Cambodge : la splendeur perdue du temple de Preah Khan

Sur la route de 100 kilomètres reliant le Preah Khan de Kompong Svay à Angkor, le temple de Beng Mealea, construit sous le règne de Suryavarman II entre 1112 et 1152.
Sur la route de 100 kilomètres reliant le Preah Khan de Kompong Svay à Angkor, le temple de Beng Mealea, construit sous le règne de Suryavarman II entre 1112 et 1152. (Crédit : DR)

Le complexe de Preah Khan de Kompong Svay, situé à l’est du périmètre du parc archéologique d’Angkor, à 75 km au nord de Kompong Thom, dans la province de Preah Vihear, est en passe d’être classé au patrimoine mondial de l’Unesco. Cet ensemble exceptionnel, la plus grande enceinte à temple unique érigée pendant l’empire angkorien, peu connue et à l’écart des routes touristiques, doit sa splendeur d’hier au commerce du minerai de fer alors florissant. Découverte d’un trésor de l’architecture angkorienne, envahi de jungle.
Trésor de l’architecture angkorienne, l’ensemble de Preah Khan, (Ne pas confondre avec le Preah Khan d’Angkor, NDLR) appelé aussi localement Prasat Bakan, fut construit entre la fin du XIème siècle et le XIIème siècle. Peu fréquenté (une dizaine de touristes par jour) et un peu éloigné du site touristique d’Angkor, il fut relativement bien entretenu jusqu’au début des années 1980. Mais devenu cible des pilleurs et objet de convoitise des locaux comme des étrangers, il finit par être dépouillé dans les années 1980 de toutes ses richesses : bas-reliefs et rondes bosses furent, comme dans de nombreux temples khmers, purement et simplement arrachés de leur support sans la moindre précaution et la terre fut creusée en de multiples endroits dans l’espoir de trouver de l’or, entraînant la fragilisation des structures.

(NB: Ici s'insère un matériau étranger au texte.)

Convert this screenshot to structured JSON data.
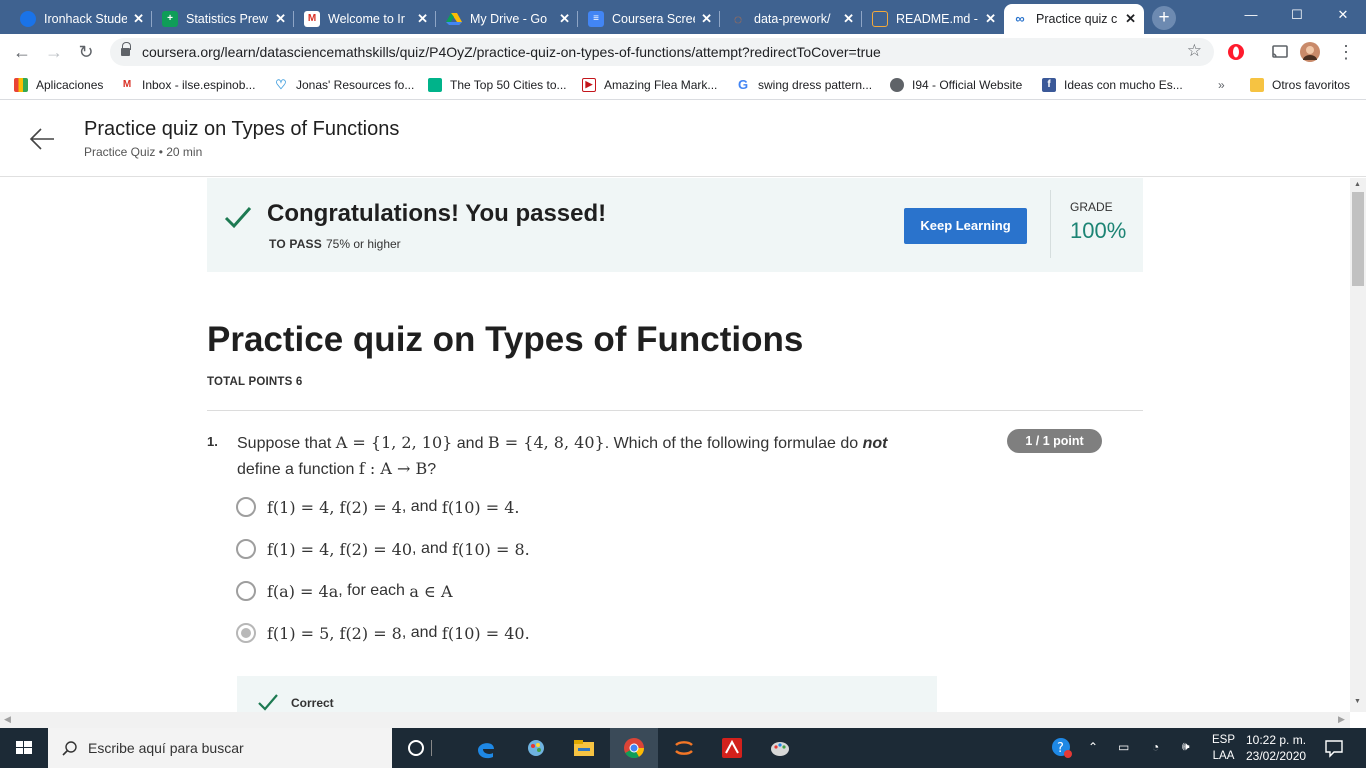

A la fin des années 1990, le pillage était devenu incontrôlable. Pourtant, dans les villages alentours, personne n’a oublié qu’avant cette période sombre, Preah Khan abritait un véritable trésor. Les villageois du coin parlent encore de ces anneaux et bracelets en or découverts à quelques centimètres seulement de profondeur dans la terre, à Roanakse, dans le district de Sangkum Thmei…

Une taille et une situation exceptionnelles

Mais pourquoi un tel site, que Prak Sonnara, directeur du patrimoine au ministère cambodgien de la Culture considère comme « l’un des ensembles provinciaux les plus énigmatiques de l’Empire khmer », a-t-il fini par disparaître, envahi par la jungle et les épiphytes ? Difficile aujourd’hui de répondre. Toujours est-il que, rien que par sa taille, Preah Khan était exceptionnel : « 22 km2, précise l’archéologue canadien, Mitch Hendrikson, soit presque le double d’Angkor Thom qui fait 12 km2.. » (Angkor Thom est une ville fortifiée du parc archéologique d’Angkor, NDLR)

Cet ensemble doit beaucoup de sa renaissance aux yeux du monde à cet archéologue canadien, aujourd’hui professeur assistant à l’université de l’Illinois à Chicago. En 2007, lors de sa première visite sur le site envahi de végétation, il est aussitôt fasciné. C’est lui qui, l’un des premiers, attira l’attention de ses confrères cambodgiens et étrangers sur ces monceaux de pierres étranglés de racines.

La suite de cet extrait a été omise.